For disclosure, I am not a lawyer, and you should seek legal advice tailored to your individual needs from a qualified attorney.  With that said, I filed my divorce pro se (without the use of an attorney for the formal divorce pleadings) and have learned quite a bit through the process. 

Here are important principles for those about to embark upon a divorce.

1.  Set your expectations. 

Few divorces go through full trial litigation and this is not an outcome you want.  Since this is divorced parenting blog we will leave the marital assets discussion aside for the moment.  If you think you want full custody, you will need a rock-solid reason that your ex is unfit to parent your children.  When I say rock-solid, this involves circumstances of abuse, neglect, drug and alcohol abuse or similar egregious behavior.  In absence of these conditions, studies show children will be better off with both of their parents’ involvement throughout their lives.  If you completely disagree with your ex on most fronts, this is going to be a tough uphill climb.  Take this as an important opportunity to teach your children maturity and humility in spite of your disagreement with your ex.

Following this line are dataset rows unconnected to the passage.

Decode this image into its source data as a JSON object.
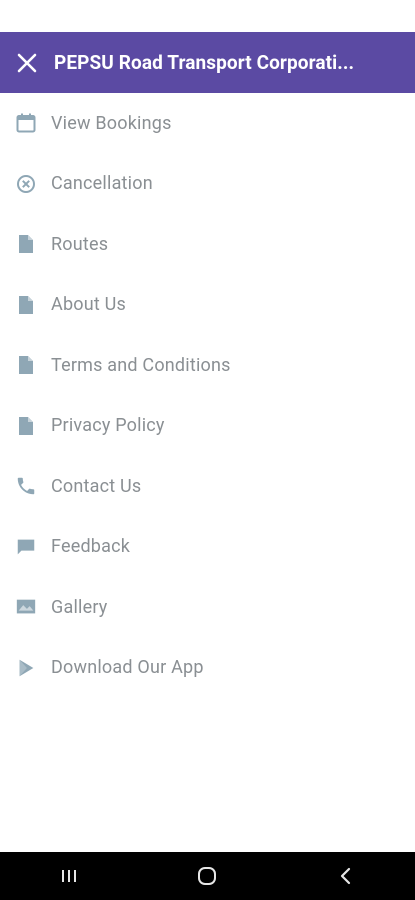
{
  "header": {
    "title": "PEPSU Road Transport Corporati...",
    "bg_color": "#5b4aa3"
  },
  "menu": {
    "icon_color": "#8fa7b5",
    "text_color": "#8a8f93",
    "items": [
      {
        "label": "View Bookings",
        "icon": "calendar-icon"
      },
      {
        "label": "Cancellation",
        "icon": "cancel-circle-icon"
      },
      {
        "label": "Routes",
        "icon": "document-icon"
      },
      {
        "label": "About Us",
        "icon": "document-icon"
      },
      {
        "label": "Terms and Conditions",
        "icon": "document-icon"
      },
      {
        "label": "Privacy Policy",
        "icon": "document-icon"
      },
      {
        "label": "Contact Us",
        "icon": "phone-icon"
      },
      {
        "label": "Feedback",
        "icon": "chat-bubble-icon"
      },
      {
        "label": "Gallery",
        "icon": "image-icon"
      },
      {
        "label": "Download Our App",
        "icon": "play-store-icon"
      }
    ]
  },
  "navbar": {
    "buttons": [
      "recent-apps",
      "home",
      "back"
    ]
  }
}
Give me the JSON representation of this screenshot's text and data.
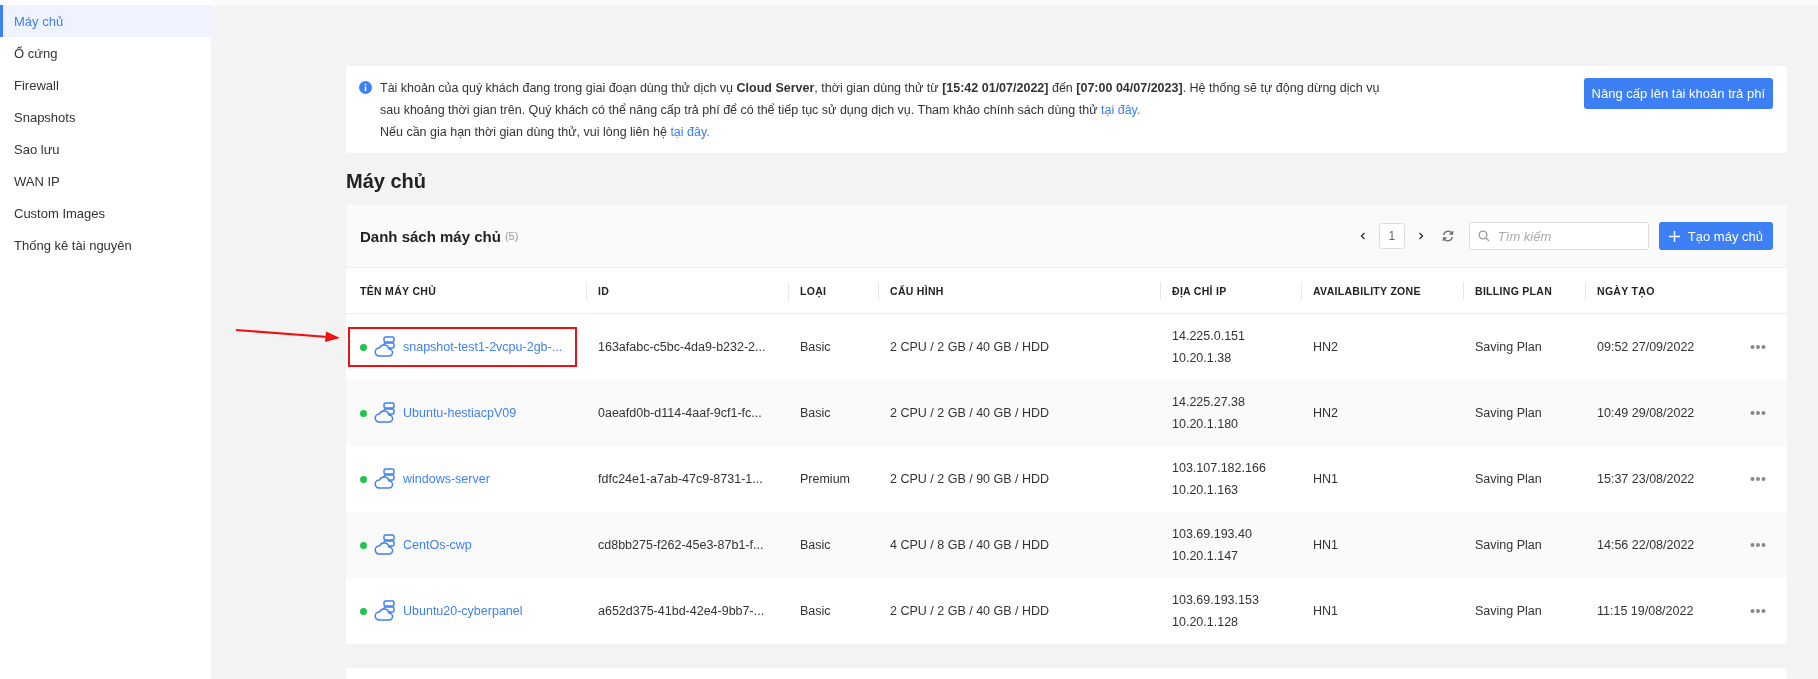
{
  "sidebar": {
    "items": [
      {
        "label": "Máy chủ",
        "selected": true
      },
      {
        "label": "Ổ cứng",
        "selected": false
      },
      {
        "label": "Firewall",
        "selected": false
      },
      {
        "label": "Snapshots",
        "selected": false
      },
      {
        "label": "Sao lưu",
        "selected": false
      },
      {
        "label": "WAN IP",
        "selected": false
      },
      {
        "label": "Custom Images",
        "selected": false
      },
      {
        "label": "Thống kê tài nguyên",
        "selected": false
      }
    ]
  },
  "notice": {
    "lines": [
      {
        "text": "Tài khoản của quý khách đang trong giai đoạn dùng thử dịch vụ **Cloud Server**, thời gian dùng thử từ **[15:42 01/07/2022]** đến **[07:00 04/07/2023]**. Hệ thống sẽ tự động dừng dịch vụ sau khoảng thời gian trên. Quý khách có thể nâng cấp trả phí để có thể tiếp tục sử dụng dịch vụ. Tham khảo chính sách dùng thử",
        "link": "tại đây."
      },
      {
        "text": "Nếu cần gia hạn thời gian dùng thử, vui lòng liên hệ",
        "link": "tại đây."
      }
    ],
    "button": "Nâng cấp lên tài khoản trả phí"
  },
  "page_title": "Máy chủ",
  "server_list": {
    "title": "Danh sách máy chủ",
    "count": "(5)",
    "page": "1",
    "search": {
      "placeholder": "Tìm kiếm"
    },
    "create_button": "Tạo máy chủ",
    "columns": [
      "TÊN MÁY CHỦ",
      "ID",
      "LOẠI",
      "CẤU HÌNH",
      "ĐỊA CHỈ IP",
      "AVAILABILITY ZONE",
      "BILLING PLAN",
      "NGÀY TẠO"
    ],
    "rows": [
      {
        "name": "snapshot-test1-2vcpu-2gb-...",
        "highlighted": true,
        "id": "163afabc-c5bc-4da9-b232-2...",
        "type": "Basic",
        "config": "2 CPU / 2 GB / 40 GB / HDD",
        "ips": [
          "14.225.0.151",
          "10.20.1.38"
        ],
        "zone": "HN2",
        "billing": "Saving Plan",
        "created": "09:52 27/09/2022"
      },
      {
        "name": "Ubuntu-hestiacpV09",
        "highlighted": false,
        "id": "0aeafd0b-d114-4aaf-9cf1-fc...",
        "type": "Basic",
        "config": "2 CPU / 2 GB / 40 GB / HDD",
        "ips": [
          "14.225.27.38",
          "10.20.1.180"
        ],
        "zone": "HN2",
        "billing": "Saving Plan",
        "created": "10:49 29/08/2022"
      },
      {
        "name": "windows-server",
        "highlighted": false,
        "id": "fdfc24e1-a7ab-47c9-8731-1...",
        "type": "Premium",
        "config": "2 CPU / 2 GB / 90 GB / HDD",
        "ips": [
          "103.107.182.166",
          "10.20.1.163"
        ],
        "zone": "HN1",
        "billing": "Saving Plan",
        "created": "15:37 23/08/2022"
      },
      {
        "name": "CentOs-cwp",
        "highlighted": false,
        "id": "cd8bb275-f262-45e3-87b1-f...",
        "type": "Basic",
        "config": "4 CPU / 8 GB / 40 GB / HDD",
        "ips": [
          "103.69.193.40",
          "10.20.1.147"
        ],
        "zone": "HN1",
        "billing": "Saving Plan",
        "created": "14:56 22/08/2022"
      },
      {
        "name": "Ubuntu20-cyberpanel",
        "highlighted": false,
        "id": "a652d375-41bd-42e4-9bb7-...",
        "type": "Basic",
        "config": "2 CPU / 2 GB / 40 GB / HDD",
        "ips": [
          "103.69.193.153",
          "10.20.1.128"
        ],
        "zone": "HN1",
        "billing": "Saving Plan",
        "created": "11:15 19/08/2022"
      }
    ]
  }
}
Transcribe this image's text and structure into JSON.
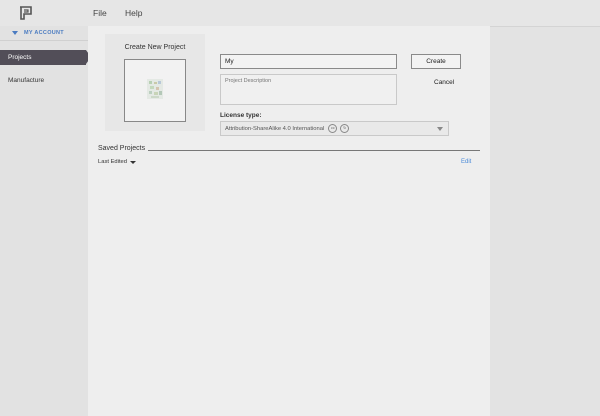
{
  "menu": {
    "file": "File",
    "help": "Help"
  },
  "sidebar": {
    "account": "MY ACCOUNT",
    "items": [
      {
        "label": "Projects",
        "active": true
      },
      {
        "label": "Manufacture",
        "active": false
      }
    ]
  },
  "create": {
    "title": "Create New Project",
    "name_value": "My",
    "description_placeholder": "Project Description",
    "create_label": "Create",
    "cancel_label": "Cancel"
  },
  "license": {
    "label": "License type:",
    "selected": "Attribution-ShareAlike 4.0 International",
    "icons": [
      "cc-by-icon",
      "cc-sa-icon"
    ]
  },
  "saved": {
    "title": "Saved Projects",
    "sort": "Last Edited",
    "edit": "Edit"
  },
  "colors": {
    "accent": "#4a7bc1",
    "nav_active": "#524e58",
    "link": "#4a8ad8"
  }
}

If you still think the only solution is a courtroom here is some food for thought.  According to a study featured in the July 2005 issue of Money magazine consider the following:

  • Average cost for mediation: $2,000 - $10,000 for the entire couple
  • Uncontested attorney-to-attorney negotiation:  $20,000 - $30,000 per person
  • Fully litigated divorce with trial: $25,000 to $50,000

Those statistics were published twelve years ago, and I’d venture with substantial conservatism that they are at least 10% higher in 2017 when adjusted for inflation (the estimated inflation between 2005 and 2017 is closer to 27%).This is a substantial chunk that could be college tuition for your kids.Add to this the emotional toll of full litigation.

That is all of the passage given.